Four oak trees have been planted on either side of Griffeen Avenue, to mark the middle of the facing crescents, while hornbeams, limes, poplars and birches have been planted throughout the scheme. Rear gardens are private, but will hopefully in time become small woodlands to provide screening, visual interest and a sense of well- being.
In Balgaddy A, each unit had a larger curtilage in front, big enough to park a car. But in the latest scheme, most parking is on shared street surfaces. Speed bumps have also been laid between the crescents on Grifeen Avenue, but this area should become a "home zone" given that a new four-lane distributor road has been built to the south.

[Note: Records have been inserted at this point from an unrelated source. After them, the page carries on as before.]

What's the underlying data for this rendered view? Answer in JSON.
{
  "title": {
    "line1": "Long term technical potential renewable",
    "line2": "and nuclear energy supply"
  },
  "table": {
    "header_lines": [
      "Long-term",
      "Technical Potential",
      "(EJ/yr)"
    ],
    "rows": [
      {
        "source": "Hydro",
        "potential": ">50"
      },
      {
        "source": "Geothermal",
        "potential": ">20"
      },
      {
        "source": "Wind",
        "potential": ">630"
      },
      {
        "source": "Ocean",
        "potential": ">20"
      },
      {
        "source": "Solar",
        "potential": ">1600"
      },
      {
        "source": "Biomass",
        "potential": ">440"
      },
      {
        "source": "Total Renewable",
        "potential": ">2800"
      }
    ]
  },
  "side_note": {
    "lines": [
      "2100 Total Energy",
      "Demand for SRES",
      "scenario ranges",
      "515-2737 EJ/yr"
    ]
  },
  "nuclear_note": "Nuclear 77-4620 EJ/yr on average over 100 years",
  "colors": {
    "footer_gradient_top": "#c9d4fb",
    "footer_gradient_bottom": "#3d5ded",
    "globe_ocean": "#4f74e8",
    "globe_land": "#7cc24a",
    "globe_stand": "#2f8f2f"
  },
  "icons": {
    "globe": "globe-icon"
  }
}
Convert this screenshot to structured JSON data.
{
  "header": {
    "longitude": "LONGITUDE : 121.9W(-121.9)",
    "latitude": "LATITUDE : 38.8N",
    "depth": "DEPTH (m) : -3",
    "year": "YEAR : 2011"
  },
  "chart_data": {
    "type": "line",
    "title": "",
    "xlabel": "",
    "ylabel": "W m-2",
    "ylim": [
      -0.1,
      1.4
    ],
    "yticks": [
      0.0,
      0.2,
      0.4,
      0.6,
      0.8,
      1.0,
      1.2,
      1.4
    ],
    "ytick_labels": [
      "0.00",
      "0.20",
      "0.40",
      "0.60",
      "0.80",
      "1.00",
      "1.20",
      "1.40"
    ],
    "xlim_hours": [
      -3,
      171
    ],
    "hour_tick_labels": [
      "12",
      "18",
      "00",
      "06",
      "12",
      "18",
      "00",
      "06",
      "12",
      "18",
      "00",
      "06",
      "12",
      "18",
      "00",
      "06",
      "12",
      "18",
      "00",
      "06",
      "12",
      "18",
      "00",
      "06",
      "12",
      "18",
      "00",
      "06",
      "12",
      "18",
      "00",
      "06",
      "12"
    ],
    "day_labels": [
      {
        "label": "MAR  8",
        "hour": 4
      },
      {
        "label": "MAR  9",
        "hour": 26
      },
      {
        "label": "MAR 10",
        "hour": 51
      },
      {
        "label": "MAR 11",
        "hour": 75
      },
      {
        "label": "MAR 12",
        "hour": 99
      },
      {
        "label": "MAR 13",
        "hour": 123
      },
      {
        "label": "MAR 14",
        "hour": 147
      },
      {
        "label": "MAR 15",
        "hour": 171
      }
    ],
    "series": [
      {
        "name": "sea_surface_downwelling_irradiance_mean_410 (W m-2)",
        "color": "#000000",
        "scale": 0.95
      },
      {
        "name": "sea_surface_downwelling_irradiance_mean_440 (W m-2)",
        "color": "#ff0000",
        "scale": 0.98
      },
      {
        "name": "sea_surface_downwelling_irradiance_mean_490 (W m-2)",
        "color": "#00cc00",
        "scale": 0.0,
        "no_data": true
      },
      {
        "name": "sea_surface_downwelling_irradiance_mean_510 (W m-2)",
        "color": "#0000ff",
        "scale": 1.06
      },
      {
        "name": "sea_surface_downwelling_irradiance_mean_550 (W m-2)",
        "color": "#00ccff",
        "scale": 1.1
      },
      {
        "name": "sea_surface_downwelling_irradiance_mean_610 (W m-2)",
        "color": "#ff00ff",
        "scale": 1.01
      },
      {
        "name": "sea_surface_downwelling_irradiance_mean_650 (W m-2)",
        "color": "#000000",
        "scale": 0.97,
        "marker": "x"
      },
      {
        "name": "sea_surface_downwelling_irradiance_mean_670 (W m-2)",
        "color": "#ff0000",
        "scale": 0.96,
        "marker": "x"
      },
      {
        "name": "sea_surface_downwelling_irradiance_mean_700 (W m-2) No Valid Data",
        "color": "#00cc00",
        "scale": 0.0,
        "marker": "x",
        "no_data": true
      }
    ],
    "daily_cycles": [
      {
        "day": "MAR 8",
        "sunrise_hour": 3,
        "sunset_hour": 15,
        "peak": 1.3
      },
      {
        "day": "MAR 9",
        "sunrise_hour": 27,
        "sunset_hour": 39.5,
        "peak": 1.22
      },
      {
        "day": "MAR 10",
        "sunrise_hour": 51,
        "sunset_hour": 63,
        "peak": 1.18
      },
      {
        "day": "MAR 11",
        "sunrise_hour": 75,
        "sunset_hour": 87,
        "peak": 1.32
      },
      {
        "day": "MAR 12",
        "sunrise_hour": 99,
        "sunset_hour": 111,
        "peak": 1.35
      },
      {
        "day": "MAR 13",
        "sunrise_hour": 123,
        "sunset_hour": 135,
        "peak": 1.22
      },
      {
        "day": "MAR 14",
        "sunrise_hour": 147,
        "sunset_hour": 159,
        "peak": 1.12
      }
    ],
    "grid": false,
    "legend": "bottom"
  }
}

Two shops provided in the earlier scheme were later turned into one- bedroom apartments because of council fears about their viability as retail units. Two more are included in Balgaddy E, but not yet occupied. There are no other shops in the vicinity. As project architect Brian Hutchinson said, the nearest is Liffey Valley shopping centre.
There is no park for children to play; the area designated for future development as a park is currently occupied by the Gama Construction compound. And as the start of two other housing schemes, one by the county council's architects' department and the other by O'Mahony Pike, has been delayed, the park will not materialise soon.
After three years of habitation, tenants have been making their own marks on Balgaddy A. Some have put in colourful window boxes, others have replaced standard doors with Georgian-style mahogany ones, and a few have even junked their timber windows - which were guaranteed for 15 years - in favour of PVC with fake-leaded glazing.
Though the vast majority of new residents in Balgaddy E are responsible, there are clearly some dysfunctional households with unruly teenagers. Though tenants started moving in last February, some houses that remain empty have had windows smashed and lead flashing stolen. One man felled a tree that was "in the way" of his car.
"We produce a product, then it goes out of our hands," Jim Roche says.
"It's very frustrating for us to see these things happening, having spent a lot of time trying to make the place as beautiful as we can."
Maybe the council should explain to its tenants how to live in relatively high-density housing.
In order to work, Balgaddy needs social facilities - not just more and more houses. Otherwise, the high aspirations of architects will be wasted.